In these situations, contention is the name of the game. Specifically contention between the feedback inverter and the driving inverter.
However, in this case, there is a header and footer device, which prevents contention. This removes a lot of the timing restrictions for a functional circuit and makes the tuning nearly foolproof. To test this, push a few 1's and 0's through. Functionally it should work for any sizing. BUT, the sizing will have a large effect on the setup and hold times (metastable window), along with the clk->Q delay.
So lets take a look at the sizing in the original schematic.
The feedback inverter is made with M13/M14, whose W/L ~ 5
The feedforward inverter is made with M9/M10, whose W/L ~ 1.5
The header/footer is made with M5/M6, whose W/L ~ 5
The driver inverter is made with M1/M2, whose W/L ~ 2.5
In the circuits, the feedback and feedforward inverter are both in series with the header/footer FET's. So the equivalent W/L ratio for these is reduced.
Equivalent W/L for feedforward inverter when on: (1.5*5)/(1.5+5) = 1.15
Equivalent W/L for feedback inverter when on: (5*5)/(5+5) = 2.5
This is the same strength as the driving inverter (M1/M2).

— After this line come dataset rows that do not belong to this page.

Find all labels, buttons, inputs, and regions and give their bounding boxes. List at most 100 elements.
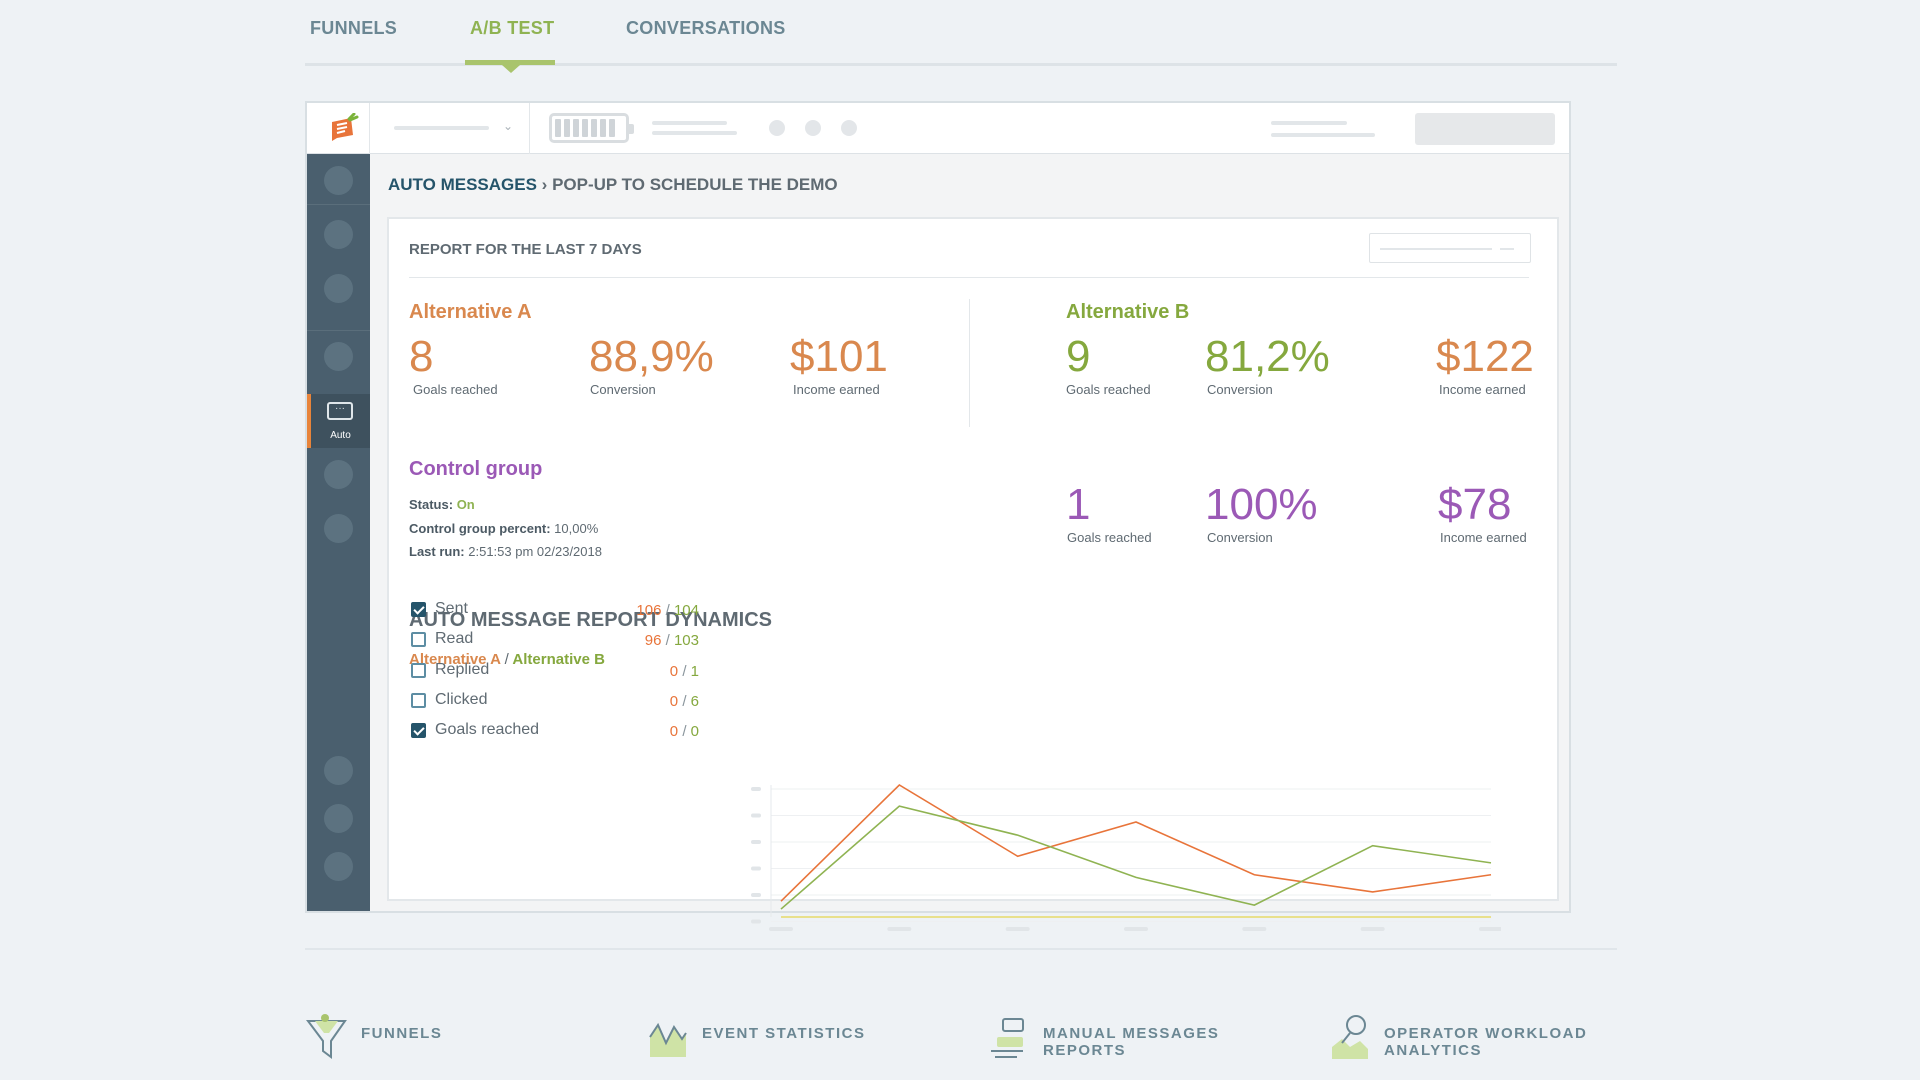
legend-alt-a: Alternative A: [409, 651, 501, 668]
metric-checkbox[interactable]: [411, 663, 426, 678]
metric-row: Replied 0 / 1: [409, 660, 699, 684]
alt-a-income-label: Income earned: [793, 382, 880, 397]
metric-value-a: 0: [669, 693, 679, 710]
alt-a-income: $101: [790, 332, 888, 381]
chart-series-line-1: [780, 805, 1492, 910]
alt-b-goals: 9: [1066, 332, 1091, 381]
sidebar-item-icon[interactable]: [324, 756, 353, 785]
chart-x-tick: [1479, 927, 1501, 931]
chart-x-tick: [769, 927, 793, 931]
metric-label: Read: [435, 630, 474, 647]
placeholder-line: [1271, 133, 1375, 137]
breadcrumb-section[interactable]: AUTO MESSAGES: [388, 175, 537, 194]
control-last-run-label: Last run:: [409, 544, 465, 559]
metric-values: 0 / 1: [670, 663, 699, 680]
metric-value-separator: /: [682, 693, 687, 710]
dynamics-title: AUTO MESSAGE REPORT DYNAMICS: [409, 609, 772, 631]
metric-value-b: 0: [690, 723, 699, 740]
tab-conversations[interactable]: CONVERSATIONS: [626, 18, 786, 38]
feature-operator-workload-analytics[interactable]: OPERATOR WORKLOAD ANALYTICS: [1328, 1013, 1628, 1063]
legend-separator: /: [504, 651, 509, 668]
date-range-select[interactable]: [1369, 233, 1531, 263]
chevron-down-icon[interactable]: ⌄: [503, 119, 514, 133]
metric-label: Replied: [435, 661, 490, 678]
tab-funnels[interactable]: FUNNELS: [310, 18, 398, 38]
metric-checkbox[interactable]: [411, 723, 426, 738]
feature-funnels[interactable]: FUNNELS: [305, 1013, 565, 1063]
alt-b-title: Alternative B: [1066, 301, 1190, 323]
metric-value-b: 103: [673, 632, 699, 649]
control-percent-value: 10,00%: [554, 521, 599, 536]
metric-checkbox[interactable]: [411, 602, 426, 617]
breadcrumb-separator: ›: [541, 175, 548, 194]
chart-y-tick: [751, 866, 761, 871]
sidebar: ··· Auto: [307, 154, 370, 911]
chart-y-tick: [751, 787, 761, 791]
sidebar-avatar-icon[interactable]: [324, 166, 353, 195]
control-percent-label: Control group percent:: [409, 521, 551, 536]
sidebar-item-icon[interactable]: [324, 514, 353, 543]
active-tab-caret: [502, 65, 520, 73]
alt-a-goals: 8: [409, 332, 434, 381]
breadcrumb: AUTO MESSAGES › POP-UP TO SCHEDULE THE D…: [388, 175, 838, 195]
report-title: REPORT FOR THE LAST 7 DAYS: [409, 241, 642, 258]
metric-value-a: 106: [636, 602, 662, 619]
metric-label: Sent: [435, 600, 468, 617]
metric-value-a: 96: [644, 632, 662, 649]
metric-values: 0 / 6: [670, 693, 699, 710]
chart-x-tick: [1360, 927, 1385, 931]
control-goals: 1: [1066, 480, 1091, 529]
chart-x-tick: [1005, 927, 1030, 931]
auto-messages-icon: ···: [327, 402, 353, 420]
sidebar-item-icon[interactable]: [324, 852, 353, 881]
sidebar-item-icon[interactable]: [324, 460, 353, 489]
active-tab-indicator: [465, 60, 555, 65]
metric-values: 106 / 104: [636, 602, 699, 619]
metric-label: Goals reached: [435, 721, 540, 738]
alt-b-conversion: 81,2%: [1205, 332, 1330, 381]
metric-value-separator: /: [682, 723, 687, 740]
manual-messages-icon: [991, 1018, 1024, 1058]
metric-value-b: 1: [690, 663, 699, 680]
battery-icon: [549, 113, 634, 143]
metric-checkbox[interactable]: [411, 632, 426, 647]
feature-label-line-2: REPORTS: [1043, 1042, 1127, 1059]
topbar-divider: [529, 103, 530, 154]
notification-dot-icon[interactable]: [841, 120, 857, 136]
operator-workload-icon: [1332, 1015, 1368, 1059]
sidebar-item-icon[interactable]: [324, 274, 353, 303]
app-window: ⌄ ··· Auto AUTO MESSAGES › POP-UP T: [305, 101, 1571, 931]
feature-label-line-1: MANUAL MESSAGES: [1043, 1025, 1220, 1042]
funnel-icon: [306, 1014, 347, 1059]
project-selector-placeholder[interactable]: [394, 126, 489, 130]
notification-dot-icon[interactable]: [805, 120, 821, 136]
control-income: $78: [1438, 480, 1512, 529]
control-group-title: Control group: [409, 458, 543, 480]
notification-dot-icon[interactable]: [769, 120, 785, 136]
metric-value-separator: /: [682, 663, 687, 680]
sidebar-item-icon[interactable]: [324, 804, 353, 833]
metric-value-a: 0: [669, 723, 679, 740]
sidebar-item-label: Auto: [330, 430, 351, 441]
metric-checkbox[interactable]: [411, 693, 426, 708]
placeholder-line: [652, 131, 737, 135]
sidebar-item-icon[interactable]: [324, 220, 353, 249]
alt-b-conversion-label: Conversion: [1207, 382, 1273, 397]
alt-b-income-label: Income earned: [1439, 382, 1526, 397]
placeholder-button[interactable]: [1415, 113, 1555, 145]
metric-value-separator: /: [665, 632, 670, 649]
sidebar-item-icon[interactable]: [324, 342, 353, 371]
report-card: REPORT FOR THE LAST 7 DAYS Alternative A…: [387, 217, 1559, 931]
placeholder-line: [652, 121, 727, 125]
topbar-divider: [369, 103, 370, 154]
legend-alt-b: Alternative B: [512, 651, 605, 668]
tab-ab-test[interactable]: A/B TEST: [470, 18, 555, 38]
metric-row: Sent 106 / 104: [409, 599, 699, 623]
feature-event-statistics[interactable]: EVENT STATISTICS: [646, 1013, 906, 1063]
dynamics-legend: Alternative A / Alternative B: [409, 651, 605, 668]
sidebar-item-auto[interactable]: ··· Auto: [307, 394, 370, 448]
feature-manual-messages-reports[interactable]: MANUAL MESSAGES REPORTS: [987, 1013, 1287, 1063]
control-status: Status: On: [409, 497, 475, 512]
metric-row: Goals reached 0 / 0: [409, 720, 699, 744]
divider: [409, 277, 1529, 278]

So, I would just scale the values keeping the ratios the same. You can also incorporate the beta ratio into sizing the PMOS vs the NMOS. But, this will only effect the setup/hold/clk-q and is not necessary for functionality (again due to header and footer devices).
Of course simulate the circuit to check.
As another user mentioned you will want the clk and clkbar signals to be very well driven and with low delay b/w both pieces of this circuit. Otherwise they will fight to drive the output node Q during the clock overlap.
https://ece.uwaterloo.ca/~cdr/pubs/wai_masc.pdf
Check above reference for more topologies of DETDFF's.